Join Compatibility

As previously discussed in chapter 2, the FROM clause is used to specify the name of the source cube. Some providers may support joining cubes that share common dimensions. These providers can specify a comma-delimited list of cubes to be joined in the FROM clause.

Note   It is not necessary to specify the relationship between cubes in order to perform a join because joining is always by common dimensions (dimensions with the same name).

The semantics of joining by common dimensions, called a natural join, are as follows:

  1. Two cubes are said to have common dimensions if and only if the dimensions have the same DIMENSION_UNIQUE_NAME. For more information, see “Multiple Hypercubes vs. True Multicubes” in Chapter 2.

  2. Let the notation X(A, B, C) indicate a cube X which is composed of dimensions A, B, and C.

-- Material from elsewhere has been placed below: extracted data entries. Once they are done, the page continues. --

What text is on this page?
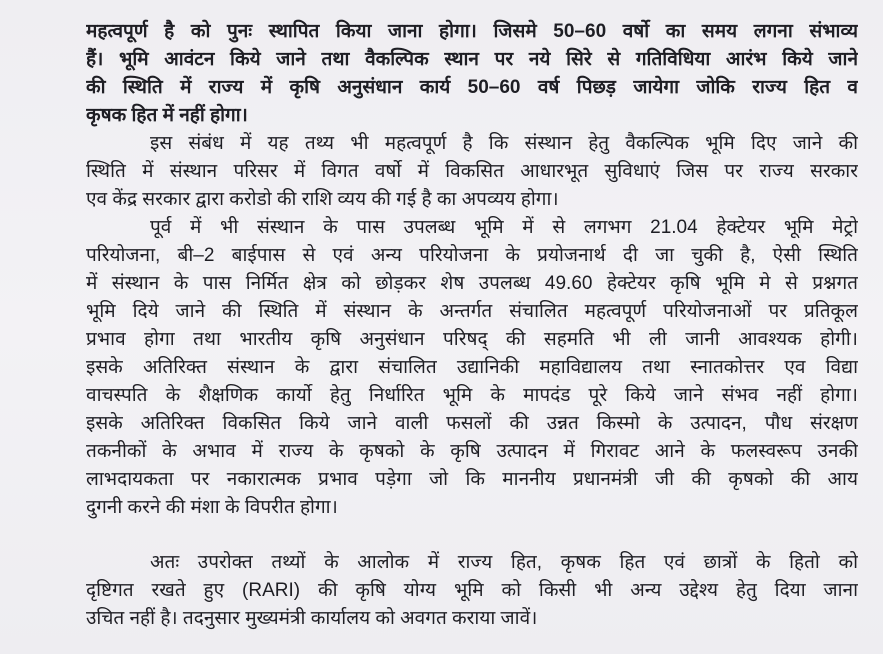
महत्वपूर्ण है को पुनः स्थापित किया जाना होगा। जिसमे 50–60 वर्षो का समय लगना संभाव्य
हैं। भूमि आवंटन किये जाने तथा वैकल्पिक स्थान पर नये सिरे से गतिविधिया आरंभ किये जाने
की स्थिति में राज्य में कृषि अनुसंधान कार्य 50–60 वर्ष पिछड़ जायेगा जोकि राज्य हित व
कृषक हित में नहीं होगा।
इस संबंध में यह तथ्य भी महत्वपूर्ण है कि संस्थान हेतु वैकल्पिक भूमि दिए जाने की
स्थिति में संस्थान परिसर में विगत वर्षो में विकसित आधारभूत सुविधाएं जिस पर राज्य सरकार
एव केंद्र सरकार द्वारा करोडो की राशि व्यय की गई है का अपव्यय होगा।
पूर्व में भी संस्थान के पास उपलब्ध भूमि में से लगभग 21.04 हेक्टेयर भूमि मेट्रो
परियोजना, बी–2 बाईपास से एवं अन्य परियोजना के प्रयोजनार्थ दी जा चुकी है, ऐसी स्थिति
में संस्थान के पास निर्मित क्षेत्र को छोड़कर शेष उपलब्ध 49.60 हेक्टेयर कृषि भूमि मे से प्रश्नगत
भूमि दिये जाने की स्थिति में संस्थान के अन्तर्गत संचालित महत्वपूर्ण परियोजनाओं पर प्रतिकूल
प्रभाव होगा तथा भारतीय कृषि अनुसंधान परिषद् की सहमति भी ली जानी आवश्यक होगी।
इसके अतिरिक्त संस्थान के द्वारा संचालित उद्यानिकी महाविद्यालय तथा स्नातकोत्तर एव विद्या
वाचस्पति के शैक्षणिक कार्यो हेतु निर्धारित भूमि के मापदंड पूरे किये जाने संभव नहीं होगा।
इसके अतिरिक्त विकसित किये जाने वाली फसलों की उन्नत किस्मो के उत्पादन, पौध संरक्षण
तकनीकों के अभाव में राज्य के कृषको के कृषि उत्पादन में गिरावट आने के फलस्वरूप उनकी
लाभदायकता पर नकारात्मक प्रभाव पड़ेगा जो कि माननीय प्रधानमंत्री जी की कृषको की आय
दुगनी करने की मंशा के विपरीत होगा।
अतः उपरोक्त तथ्यों के आलोक में राज्य हित, कृषक हित एवं छात्रों के हितो को
दृष्टिगत रखते हुए (RARI) की कृषि योग्य भूमि को किसी भी अन्य उद्देश्य हेतु दिया जाना
उचित नहीं है। तदनुसार मुख्यमंत्री कार्यालय को अवगत कराया जावें।
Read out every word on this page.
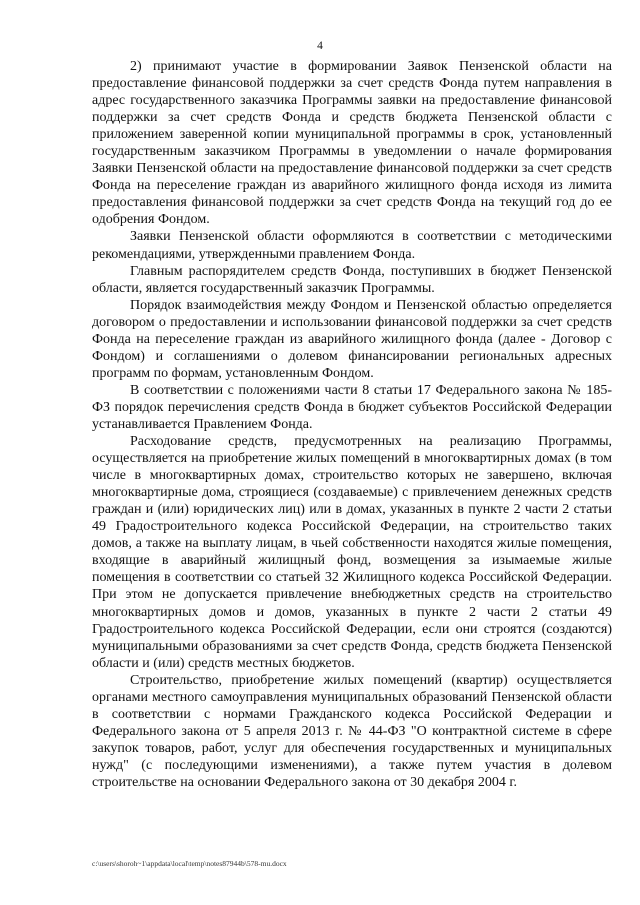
4

2) принимают участие в формировании Заявок Пензенской области на предоставление финансовой поддержки за счет средств Фонда путем направления в адрес государственного заказчика Программы заявки на предоставление финансовой поддержки за счет средств Фонда и средств бюджета Пензенской области с приложением заверенной копии муниципальной программы в срок, установленный государственным заказчиком Программы в уведомлении о начале формирования Заявки Пензенской области на предоставление финансовой поддержки за счет средств Фонда на переселение граждан из аварийного жилищного фонда исходя из лимита предоставления финансовой поддержки за счет средств Фонда на текущий год до ее одобрения Фондом.

Заявки Пензенской области оформляются в соответствии с методическими рекомендациями, утвержденными правлением Фонда.

Главным распорядителем средств Фонда, поступивших в бюджет Пензенской области, является государственный заказчик Программы.

Порядок взаимодействия между Фондом и Пензенской областью определяется договором о предоставлении и использовании финансовой поддержки за счет средств Фонда на переселение граждан из аварийного жилищного фонда (далее - Договор с Фондом) и соглашениями о долевом финансировании региональных адресных программ по формам, установленным Фондом.

В соответствии с положениями части 8 статьи 17 Федерального закона № 185-ФЗ порядок перечисления средств Фонда в бюджет субъектов Российской Федерации устанавливается Правлением Фонда.

Расходование средств, предусмотренных на реализацию Программы, осуществляется на приобретение жилых помещений в многоквартирных домах (в том числе в многоквартирных домах, строительство которых не завершено, включая многоквартирные дома, строящиеся (создаваемые) с привлечением денежных средств граждан и (или) юридических лиц) или в домах, указанных в пункте 2 части 2 статьи 49 Градостроительного кодекса Российской Федерации, на строительство таких домов, а также на выплату лицам, в чьей собственности находятся жилые помещения, входящие в аварийный жилищный фонд, возмещения за изымаемые жилые помещения в соответствии со статьей 32 Жилищного кодекса Российской Федерации. При этом не допускается привлечение внебюджетных средств на строительство многоквартирных домов и домов, указанных в пункте 2 части 2 статьи 49 Градостроительного кодекса Российской Федерации, если они строятся (создаются) муниципальными образованиями за счет средств Фонда, средств бюджета Пензенской области и (или) средств местных бюджетов.

Строительство, приобретение жилых помещений (квартир) осуществляется органами местного самоуправления муниципальных образований Пензенской области в соответствии с нормами Гражданского кодекса Российской Федерации и Федерального закона от 5 апреля 2013 г. № 44-ФЗ "О контрактной системе в сфере закупок товаров, работ, услуг для обеспечения государственных и муниципальных нужд" (с последующими изменениями), а также путем участия в долевом строительстве на основании Федерального закона от 30 декабря 2004 г.

c:\users\shoroh~1\appdata\local\temp\notes87944b\578-mu.docx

  3. Let X(A, B, C) and Y(C, D, E) be two cubes with the common dimension C.

  4. If X.C and Y.C do not have an identical set of members, then X and Y cannot be joined.

  5. Assuming X.C and Y.C have an identical set of members: The natural join of X and Y results in a cube XY(A, B, C, D, E) such that the dataset
    SELECT XY.A ON COLUMNS, XY.B ON ROWS, XY.C ON PAGES 
    WHERE (D.ALL, E.ALL)
    

    is the same as the cube X(A, B, C).

    The dataset

    SELECT XY.C ON COLUMNS, XY.D ON ROWS, XY.E ON PAGES 
    WHERE (A.ALL, B.ALL)
    

    is the same as the cube Y(C, D, E).

  6. The natural join operation associates and commutes (except for the dimension order).

Even though the above rules defined semantics for cubes with three dimensions each and one dimension common, the generalization to other cases is straightforward.